The label on the fir honey states that forests of central Greece are the source of this fir honey.
Areas of Greece; Central Greece is in blue

When I think of Greece I think of Athens, a sprawling urban metropolis, or the Greek islands with their white washed houses with blue shutters perched on parched hills overlooking the Mediterranean in impossible shades of blue. I don't think of forests. However, I've since learned that 50% of Greece is covered by forests, and fir forests (primarily made up of Abies cephalonica and Abies xborisii-regis) are common in the mountains of central and southern Greece. In addition, Greece has three climate zones: Alpine, Mediterranean and Temperate. The forests of central Greece have an Alpine climate, where winters are harsh, with lots of snow, and summers are cool, with lots of thunderstorms. Of interest, not only do these forests produce fir honey, but they are home to some endangered species, including the brown bear, lynx, roe deer and wild goat. 
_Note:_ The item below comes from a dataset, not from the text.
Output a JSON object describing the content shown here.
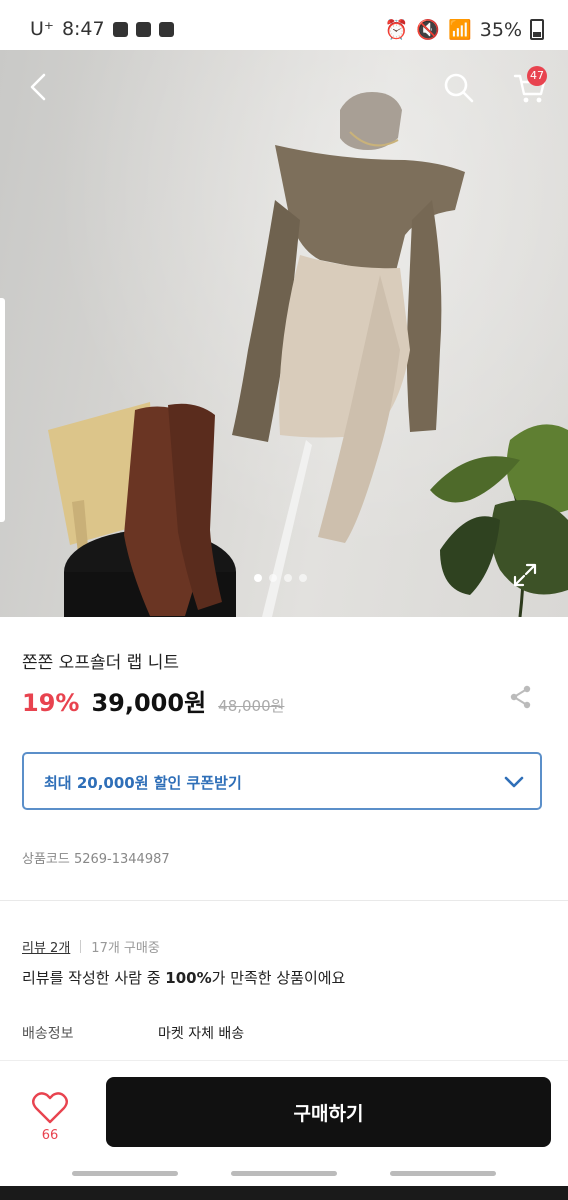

The mountains and forests of central Greece
Fir honey, as you may know, is a honeydew rather than a blossom honey. I've mentioned honeydew honeys before (see blog about miel de sapin). You probably are familiar with how honey bees make honey from floral sources- collecting nectar from flowers and then transforming it into honey. In honeydew honeys, honey bees collect, rather than nectar, honeydew, which is a sugary secretion from scale insects, like aphids. These insects live in cracks under the scales of the bark, consume sap and excrete honeydew. Bees then collect and process honeydew to make honey. Honeydew, however, is chemically different from nectar and so honeydew honey is usually darker, more aromatic and has a higher mineral and antioxidant content compared to blossom honey. There are many types of honeydew honeys depending on the sap collecting insect and the source of the sap.

Hives in central Greece
Firs, however, are reported to produce the best quality of honeydew honeys. A fun fact is that honeydew honeys generally do not crystallize, in case you always want to have on hand a liquid honey no matter how long you've had it.

The fir honey I have is very thick-  which makes sense since I understand that honeydew honeys are generally thicker than blossom honeys. It is golden, light yellow and very shiny. There is no problem getting a large twirl on a toothpick. It rolls around on the tongue, has an unusually smooth texture and takes a moment (or two) to dissolve. It has a clean, sweet taste with a hint of molasses and a slight menthol after taste. The flavors gradually move from one to the next. It would be great drizzled on thick plain yogurt (in the Greek tradition), in hot cereal or on whole grain buttered toast. It might also be a good complement to a strong cheese.